Vermeer’s Milkmaid is a collection of short stories by Galician writer, Manuel Rivas. I had to wikipedia Galicia because, shamefacedly, I didn’t know where it was. To show off my new knowledge and enlighten those others who don’t know, it’s in Spain. North West Spain, to be exact, and according to the Great Encyclopaedia, an historical autonomous community.
Although Rivas writes in Spanish and Galician, the book I read had been translated into English, which was pretty handy. I talked about translation back in August, and I still believe that translator’s a hard job. You have to retain not only the meaning, but the style and inflection of each sentence. No pressure, then.
I’d like to be able to read Galician, so I can make a proper observation about the translation of the stories. In this absence, I’ll just say that Rivas’ writing came across as succinct but evocative, in all sixteen stories.
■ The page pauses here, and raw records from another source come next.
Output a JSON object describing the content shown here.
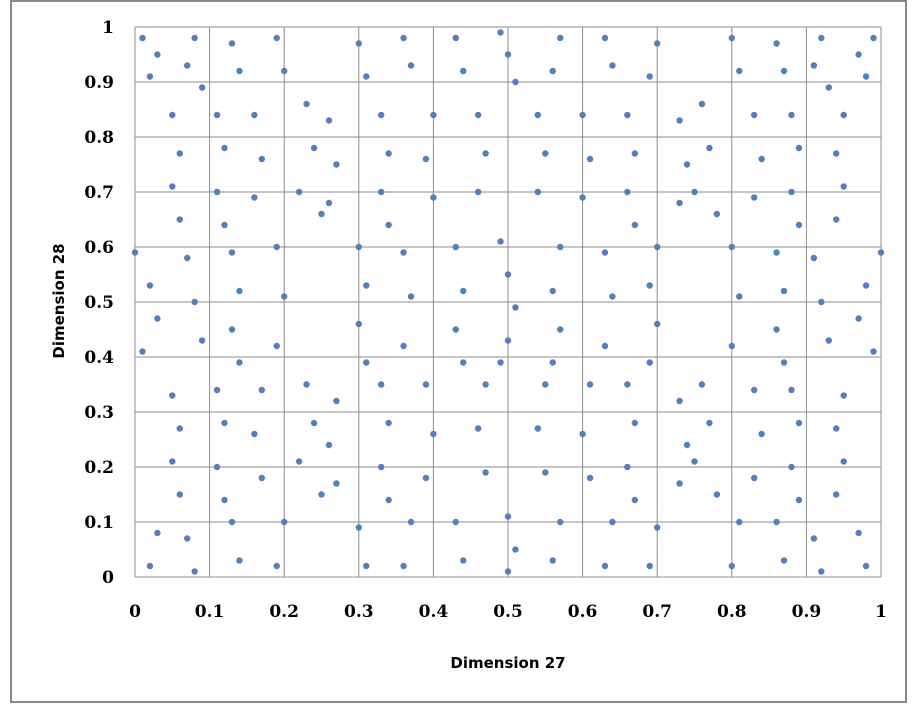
{
  "chart_data": {
    "type": "scatter",
    "title": "",
    "xlabel": "Dimension  27",
    "ylabel": "Dimension 28",
    "xlim": [
      0,
      1
    ],
    "ylim": [
      0,
      1
    ],
    "xticks": [
      "0",
      "0.1",
      "0.2",
      "0.3",
      "0.4",
      "0.5",
      "0.6",
      "0.7",
      "0.8",
      "0.9",
      "1"
    ],
    "yticks": [
      "0",
      "0.1",
      "0.2",
      "0.3",
      "0.4",
      "0.5",
      "0.6",
      "0.7",
      "0.8",
      "0.9",
      "1"
    ],
    "grid": true,
    "legend": "none",
    "colors": {
      "point": "#4f81bd",
      "grid": "#8c8c8c",
      "frame": "#888888"
    },
    "series": [
      {
        "values_description_omitted": false,
        "points": [
          [
            0.01,
            0.98
          ],
          [
            0.03,
            0.95
          ],
          [
            0.02,
            0.91
          ],
          [
            0.0,
            0.59
          ],
          [
            0.02,
            0.53
          ],
          [
            0.03,
            0.47
          ],
          [
            0.01,
            0.41
          ],
          [
            0.02,
            0.02
          ],
          [
            0.03,
            0.08
          ],
          [
            0.05,
            0.84
          ],
          [
            0.06,
            0.77
          ],
          [
            0.05,
            0.71
          ],
          [
            0.06,
            0.65
          ],
          [
            0.05,
            0.33
          ],
          [
            0.06,
            0.27
          ],
          [
            0.05,
            0.21
          ],
          [
            0.06,
            0.15
          ],
          [
            0.08,
            0.98
          ],
          [
            0.07,
            0.93
          ],
          [
            0.09,
            0.89
          ],
          [
            0.07,
            0.58
          ],
          [
            0.08,
            0.5
          ],
          [
            0.09,
            0.43
          ],
          [
            0.07,
            0.07
          ],
          [
            0.08,
            0.01
          ],
          [
            0.11,
            0.84
          ],
          [
            0.12,
            0.78
          ],
          [
            0.11,
            0.7
          ],
          [
            0.12,
            0.64
          ],
          [
            0.11,
            0.34
          ],
          [
            0.12,
            0.28
          ],
          [
            0.11,
            0.2
          ],
          [
            0.12,
            0.14
          ],
          [
            0.13,
            0.97
          ],
          [
            0.14,
            0.92
          ],
          [
            0.13,
            0.59
          ],
          [
            0.14,
            0.52
          ],
          [
            0.13,
            0.45
          ],
          [
            0.14,
            0.39
          ],
          [
            0.13,
            0.1
          ],
          [
            0.14,
            0.03
          ],
          [
            0.16,
            0.84
          ],
          [
            0.17,
            0.76
          ],
          [
            0.16,
            0.69
          ],
          [
            0.17,
            0.34
          ],
          [
            0.16,
            0.26
          ],
          [
            0.17,
            0.18
          ],
          [
            0.19,
            0.98
          ],
          [
            0.2,
            0.92
          ],
          [
            0.19,
            0.6
          ],
          [
            0.2,
            0.51
          ],
          [
            0.19,
            0.42
          ],
          [
            0.2,
            0.1
          ],
          [
            0.19,
            0.02
          ],
          [
            0.23,
            0.86
          ],
          [
            0.24,
            0.78
          ],
          [
            0.22,
            0.7
          ],
          [
            0.25,
            0.66
          ],
          [
            0.23,
            0.35
          ],
          [
            0.24,
            0.28
          ],
          [
            0.22,
            0.21
          ],
          [
            0.25,
            0.15
          ],
          [
            0.26,
            0.83
          ],
          [
            0.27,
            0.75
          ],
          [
            0.26,
            0.68
          ],
          [
            0.27,
            0.32
          ],
          [
            0.26,
            0.24
          ],
          [
            0.27,
            0.17
          ],
          [
            0.3,
            0.97
          ],
          [
            0.31,
            0.91
          ],
          [
            0.3,
            0.6
          ],
          [
            0.31,
            0.53
          ],
          [
            0.3,
            0.46
          ],
          [
            0.31,
            0.39
          ],
          [
            0.3,
            0.09
          ],
          [
            0.31,
            0.02
          ],
          [
            0.33,
            0.84
          ],
          [
            0.34,
            0.77
          ],
          [
            0.33,
            0.7
          ],
          [
            0.34,
            0.64
          ],
          [
            0.33,
            0.35
          ],
          [
            0.34,
            0.28
          ],
          [
            0.33,
            0.2
          ],
          [
            0.34,
            0.14
          ],
          [
            0.36,
            0.98
          ],
          [
            0.37,
            0.93
          ],
          [
            0.36,
            0.59
          ],
          [
            0.37,
            0.51
          ],
          [
            0.36,
            0.42
          ],
          [
            0.37,
            0.1
          ],
          [
            0.36,
            0.02
          ],
          [
            0.4,
            0.84
          ],
          [
            0.39,
            0.76
          ],
          [
            0.4,
            0.69
          ],
          [
            0.39,
            0.35
          ],
          [
            0.4,
            0.26
          ],
          [
            0.39,
            0.18
          ],
          [
            0.43,
            0.98
          ],
          [
            0.44,
            0.92
          ],
          [
            0.43,
            0.6
          ],
          [
            0.44,
            0.52
          ],
          [
            0.43,
            0.45
          ],
          [
            0.44,
            0.39
          ],
          [
            0.43,
            0.1
          ],
          [
            0.44,
            0.03
          ],
          [
            0.46,
            0.84
          ],
          [
            0.47,
            0.77
          ],
          [
            0.46,
            0.7
          ],
          [
            0.47,
            0.35
          ],
          [
            0.46,
            0.27
          ],
          [
            0.47,
            0.19
          ],
          [
            0.49,
            0.99
          ],
          [
            0.5,
            0.95
          ],
          [
            0.51,
            0.9
          ],
          [
            0.49,
            0.61
          ],
          [
            0.5,
            0.55
          ],
          [
            0.51,
            0.49
          ],
          [
            0.5,
            0.43
          ],
          [
            0.49,
            0.39
          ],
          [
            0.5,
            0.11
          ],
          [
            0.51,
            0.05
          ],
          [
            0.5,
            0.01
          ],
          [
            0.54,
            0.84
          ],
          [
            0.55,
            0.77
          ],
          [
            0.54,
            0.7
          ],
          [
            0.55,
            0.35
          ],
          [
            0.54,
            0.27
          ],
          [
            0.55,
            0.19
          ],
          [
            0.57,
            0.98
          ],
          [
            0.56,
            0.92
          ],
          [
            0.57,
            0.6
          ],
          [
            0.56,
            0.52
          ],
          [
            0.57,
            0.45
          ],
          [
            0.56,
            0.39
          ],
          [
            0.57,
            0.1
          ],
          [
            0.56,
            0.03
          ],
          [
            0.6,
            0.84
          ],
          [
            0.61,
            0.76
          ],
          [
            0.6,
            0.69
          ],
          [
            0.61,
            0.35
          ],
          [
            0.6,
            0.26
          ],
          [
            0.61,
            0.18
          ],
          [
            0.63,
            0.98
          ],
          [
            0.64,
            0.93
          ],
          [
            0.63,
            0.59
          ],
          [
            0.64,
            0.51
          ],
          [
            0.63,
            0.42
          ],
          [
            0.64,
            0.1
          ],
          [
            0.63,
            0.02
          ],
          [
            0.66,
            0.84
          ],
          [
            0.67,
            0.77
          ],
          [
            0.66,
            0.7
          ],
          [
            0.67,
            0.64
          ],
          [
            0.66,
            0.35
          ],
          [
            0.67,
            0.28
          ],
          [
            0.66,
            0.2
          ],
          [
            0.67,
            0.14
          ],
          [
            0.7,
            0.97
          ],
          [
            0.69,
            0.91
          ],
          [
            0.7,
            0.6
          ],
          [
            0.69,
            0.53
          ],
          [
            0.7,
            0.46
          ],
          [
            0.69,
            0.39
          ],
          [
            0.7,
            0.09
          ],
          [
            0.69,
            0.02
          ],
          [
            0.73,
            0.83
          ],
          [
            0.74,
            0.75
          ],
          [
            0.73,
            0.68
          ],
          [
            0.73,
            0.32
          ],
          [
            0.74,
            0.24
          ],
          [
            0.73,
            0.17
          ],
          [
            0.76,
            0.86
          ],
          [
            0.77,
            0.78
          ],
          [
            0.75,
            0.7
          ],
          [
            0.78,
            0.66
          ],
          [
            0.76,
            0.35
          ],
          [
            0.77,
            0.28
          ],
          [
            0.75,
            0.21
          ],
          [
            0.78,
            0.15
          ],
          [
            0.8,
            0.98
          ],
          [
            0.81,
            0.92
          ],
          [
            0.8,
            0.6
          ],
          [
            0.81,
            0.51
          ],
          [
            0.8,
            0.42
          ],
          [
            0.81,
            0.1
          ],
          [
            0.8,
            0.02
          ],
          [
            0.83,
            0.84
          ],
          [
            0.84,
            0.76
          ],
          [
            0.83,
            0.69
          ],
          [
            0.83,
            0.34
          ],
          [
            0.84,
            0.26
          ],
          [
            0.83,
            0.18
          ],
          [
            0.86,
            0.97
          ],
          [
            0.87,
            0.92
          ],
          [
            0.86,
            0.59
          ],
          [
            0.87,
            0.52
          ],
          [
            0.86,
            0.45
          ],
          [
            0.87,
            0.39
          ],
          [
            0.86,
            0.1
          ],
          [
            0.87,
            0.03
          ],
          [
            0.88,
            0.84
          ],
          [
            0.89,
            0.78
          ],
          [
            0.88,
            0.7
          ],
          [
            0.89,
            0.64
          ],
          [
            0.88,
            0.34
          ],
          [
            0.89,
            0.28
          ],
          [
            0.88,
            0.2
          ],
          [
            0.89,
            0.14
          ],
          [
            0.92,
            0.98
          ],
          [
            0.91,
            0.93
          ],
          [
            0.93,
            0.89
          ],
          [
            0.91,
            0.58
          ],
          [
            0.92,
            0.5
          ],
          [
            0.93,
            0.43
          ],
          [
            0.91,
            0.07
          ],
          [
            0.92,
            0.01
          ],
          [
            0.95,
            0.84
          ],
          [
            0.94,
            0.77
          ],
          [
            0.95,
            0.71
          ],
          [
            0.94,
            0.65
          ],
          [
            0.95,
            0.33
          ],
          [
            0.94,
            0.27
          ],
          [
            0.95,
            0.21
          ],
          [
            0.94,
            0.15
          ],
          [
            0.99,
            0.98
          ],
          [
            0.97,
            0.95
          ],
          [
            0.98,
            0.91
          ],
          [
            1.0,
            0.59
          ],
          [
            0.98,
            0.53
          ],
          [
            0.97,
            0.47
          ],
          [
            0.99,
            0.41
          ],
          [
            0.98,
            0.02
          ],
          [
            0.97,
            0.08
          ]
        ]
      }
    ]
  }
}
These were indeed, short, as the book itself struggled to reach one hundred and twenty pages.
They all represented what I would call, good short stories. There was a clear plot and all of the relevant details were revealed about characters, locations, events, with just enough guess work to make them mysterious. The majority of them centred around male characters, searching for something from a long lost love to their bodies, which they have been estranged from. Most of the stories had an element of fantasy in them, from the tarot card reader who refuses to read after drawing a bad omen card, to the three page story following a conversation about murder amongst inanimate objects, from the Television to the Ashtray to the Darkness itself.
Another mark of a good short story, or collection of, is how they affect you. I read A Perfect Day for Bananafish, by J.D. Salinger, in a creative writing class years ago, and I still think about it. Due to their nature, they usually revolve around a short, sharp event in someone’s life. In Rivas’ collection, an old man recounts the time where he got so frustrated with his lover’s yappy dog that he snuck back to her house at night and murdered it by ramming a steel spike down its throat. She knew, of course, and he never saw her again.
The stories are haunting, full of dusty images of the Civil War and sax players. They come and go in a flash, but promise to remain in my imagination for a long time to come.
I’d recommend these to people who enjoy short stories with a darker, deeper side – ones which may need careful re-reading to see all of the layers. It might help to know where Galicia is as well.